Technical Abstract: In March of 2013, the first cases of H7N9 influenza were reported in humans in China, and shortly thereafter the virus was confirmed from poultry in live bird markets. Since that time the virus has persisted in both human and avian populations. The genetic composition of these H7N9 influenza viruses is of avian origin and of low pathogenicity in poultry.
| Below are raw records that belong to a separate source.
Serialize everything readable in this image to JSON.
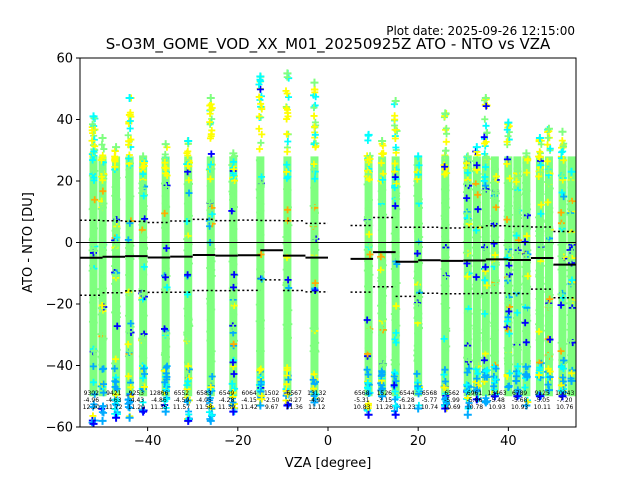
{
  "chart_data": {
    "type": "scatter",
    "plot_date": "Plot date: 2025-09-26 12:15:00",
    "title": "S-O3M_GOME_VOD_XX_M01_20250925Z ATO - NTO vs VZA",
    "xlabel": "VZA [degree]",
    "ylabel": "ATO - NTO [DU]",
    "xlim": [
      -55,
      55
    ],
    "ylim": [
      -60,
      60
    ],
    "xticks": [
      -40,
      -20,
      0,
      20,
      40
    ],
    "yticks": [
      -60,
      -40,
      -20,
      0,
      20,
      40,
      60
    ],
    "marker": "+",
    "colormap": [
      "#0000ff",
      "#00aaff",
      "#00ffff",
      "#7fff7f",
      "#ffff00",
      "#ffaa00"
    ],
    "zero_line": 0,
    "bins": [
      {
        "x": -52.5,
        "count": "9302",
        "mean": -4.96,
        "median": "-4.96",
        "std": "12.20",
        "mean_minus_std": -17.16,
        "mean_plus_std": 7.24
      },
      {
        "x": -47.5,
        "count": "9421",
        "mean": -4.63,
        "median": "-4.63",
        "std": "11.72",
        "mean_minus_std": -16.35,
        "mean_plus_std": 7.09
      },
      {
        "x": -42.5,
        "count": "9253",
        "mean": -4.43,
        "median": "-4.43",
        "std": "11.29",
        "mean_minus_std": -15.72,
        "mean_plus_std": 6.86
      },
      {
        "x": -37.5,
        "count": "12866",
        "mean": -4.86,
        "median": "-4.86",
        "std": "11.35",
        "mean_minus_std": -16.21,
        "mean_plus_std": 6.49
      },
      {
        "x": -32.5,
        "count": "6552",
        "mean": -4.59,
        "median": "-4.59",
        "std": "11.57",
        "mean_minus_std": -16.16,
        "mean_plus_std": 6.98
      },
      {
        "x": -27.5,
        "count": "6583",
        "mean": -4.05,
        "median": "-4.05",
        "std": "11.58",
        "mean_minus_std": -15.63,
        "mean_plus_std": 7.53
      },
      {
        "x": -22.5,
        "count": "6549",
        "mean": -4.28,
        "median": "-4.28",
        "std": "11.39",
        "mean_minus_std": -15.67,
        "mean_plus_std": 7.11
      },
      {
        "x": -17.5,
        "count": "6064",
        "mean": -4.15,
        "median": "-4.15",
        "std": "11.42",
        "mean_minus_std": -15.57,
        "mean_plus_std": 7.27
      },
      {
        "x": -12.5,
        "count": "1502",
        "mean": -2.5,
        "median": "-2.50",
        "std": "9.67",
        "mean_minus_std": -12.17,
        "mean_plus_std": 7.17
      },
      {
        "x": -7.5,
        "count": "6567",
        "mean": -4.27,
        "median": "-4.27",
        "std": "11.36",
        "mean_minus_std": -15.63,
        "mean_plus_std": 7.09
      },
      {
        "x": -2.5,
        "count": "13132",
        "mean": -4.92,
        "median": "-4.92",
        "std": "11.12",
        "mean_minus_std": -16.04,
        "mean_plus_std": 6.2
      },
      {
        "x": 7.5,
        "count": "6568",
        "mean": -5.31,
        "median": "-5.31",
        "std": "10.83",
        "mean_minus_std": -16.14,
        "mean_plus_std": 5.52
      },
      {
        "x": 12.5,
        "count": "1526",
        "mean": -3.15,
        "median": "-3.15",
        "std": "11.26",
        "mean_minus_std": -14.41,
        "mean_plus_std": 8.11
      },
      {
        "x": 17.5,
        "count": "6544",
        "mean": -6.28,
        "median": "-6.28",
        "std": "11.23",
        "mean_minus_std": -17.51,
        "mean_plus_std": 4.95
      },
      {
        "x": 22.5,
        "count": "6568",
        "mean": -5.77,
        "median": "-5.77",
        "std": "10.74",
        "mean_minus_std": -16.51,
        "mean_plus_std": 4.97
      },
      {
        "x": 27.5,
        "count": "6562",
        "mean": -5.99,
        "median": "-5.99",
        "std": "10.69",
        "mean_minus_std": -16.68,
        "mean_plus_std": 4.7
      },
      {
        "x": 32.5,
        "count": "6961",
        "mean": -5.86,
        "median": "-5.86",
        "std": "10.78",
        "mean_minus_std": -16.64,
        "mean_plus_std": 4.92
      },
      {
        "x": 37.5,
        "count": "13463",
        "mean": -5.48,
        "median": "-5.48",
        "std": "10.93",
        "mean_minus_std": -16.41,
        "mean_plus_std": 5.45
      },
      {
        "x": 42.5,
        "count": "6789",
        "mean": -5.68,
        "median": "-5.68",
        "std": "10.93",
        "mean_minus_std": -16.61,
        "mean_plus_std": 5.25
      },
      {
        "x": 47.5,
        "count": "9125",
        "mean": -5.05,
        "median": "-5.05",
        "std": "10.11",
        "mean_minus_std": -15.16,
        "mean_plus_std": 5.06
      },
      {
        "x": 52.5,
        "count": "10043",
        "mean": -7.2,
        "median": "-7.20",
        "std": "10.76",
        "mean_minus_std": -17.96,
        "mean_plus_std": 3.56
      }
    ],
    "scatter_columns": [
      {
        "x": -52,
        "ymin": -59,
        "ymax": 41
      },
      {
        "x": -50,
        "ymin": -58,
        "ymax": 34
      },
      {
        "x": -47,
        "ymin": -57,
        "ymax": 31
      },
      {
        "x": -44,
        "ymin": -57,
        "ymax": 47
      },
      {
        "x": -41,
        "ymin": -55,
        "ymax": 28
      },
      {
        "x": -36,
        "ymin": -55,
        "ymax": 32
      },
      {
        "x": -31,
        "ymin": -58,
        "ymax": 33
      },
      {
        "x": -26,
        "ymin": -58,
        "ymax": 47
      },
      {
        "x": -21,
        "ymin": -55,
        "ymax": 29
      },
      {
        "x": -15,
        "ymin": -53,
        "ymax": 54
      },
      {
        "x": -9,
        "ymin": -53,
        "ymax": 55
      },
      {
        "x": -3,
        "ymin": -52,
        "ymax": 52
      },
      {
        "x": 9,
        "ymin": -56,
        "ymax": 35
      },
      {
        "x": 12,
        "ymin": -50,
        "ymax": 33
      },
      {
        "x": 15,
        "ymin": -56,
        "ymax": 46
      },
      {
        "x": 20,
        "ymin": -54,
        "ymax": 28
      },
      {
        "x": 26,
        "ymin": -54,
        "ymax": 42
      },
      {
        "x": 31,
        "ymin": -56,
        "ymax": 28
      },
      {
        "x": 33,
        "ymin": -51,
        "ymax": 31
      },
      {
        "x": 35,
        "ymin": -52,
        "ymax": 47
      },
      {
        "x": 37,
        "ymin": -50,
        "ymax": 24
      },
      {
        "x": 40,
        "ymin": -47,
        "ymax": 39
      },
      {
        "x": 42,
        "ymin": -50,
        "ymax": 24
      },
      {
        "x": 44,
        "ymin": -53,
        "ymax": 29
      },
      {
        "x": 47,
        "ymin": -50,
        "ymax": 34
      },
      {
        "x": 49,
        "ymin": -48,
        "ymax": 37
      },
      {
        "x": 52,
        "ymin": -50,
        "ymax": 36
      },
      {
        "x": 54,
        "ymin": -45,
        "ymax": 23
      }
    ]
  }
}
In response to the outbreak, vaccine efficacy trials were recently performed to determine if inactivated H7N9 vaccine could increase resistance of birds to clinical disease and shedding of virus. A homologous H7N9 vaccine was formulated into an inactivated emulsion and injected at various doses into 3 week old specific pathogen free (SPF) birds. Birds were challenged at 6 weeks of age with 10^8 EID50 per bird, delivered via intranasal route. Sham vaccinated birds demonstrated 10% mortality and reduction in weight gain. In contrast, vaccinated groups demonstrated improved weight gain compared to sham vaccinated birds. Specific regions of the virus hemagglutinin (HA) protein that induce antibodies were discovered following analysis of specific linear epitopes in microarray format. Peptides produced to these epitopes were injected in chickens and resulted in increased virus-neutralization titers but not hemagglutinin-inhibition titers. These results suggest that linear epitopes to the HA protein contribute to protection following vaccination and challenge of poultry.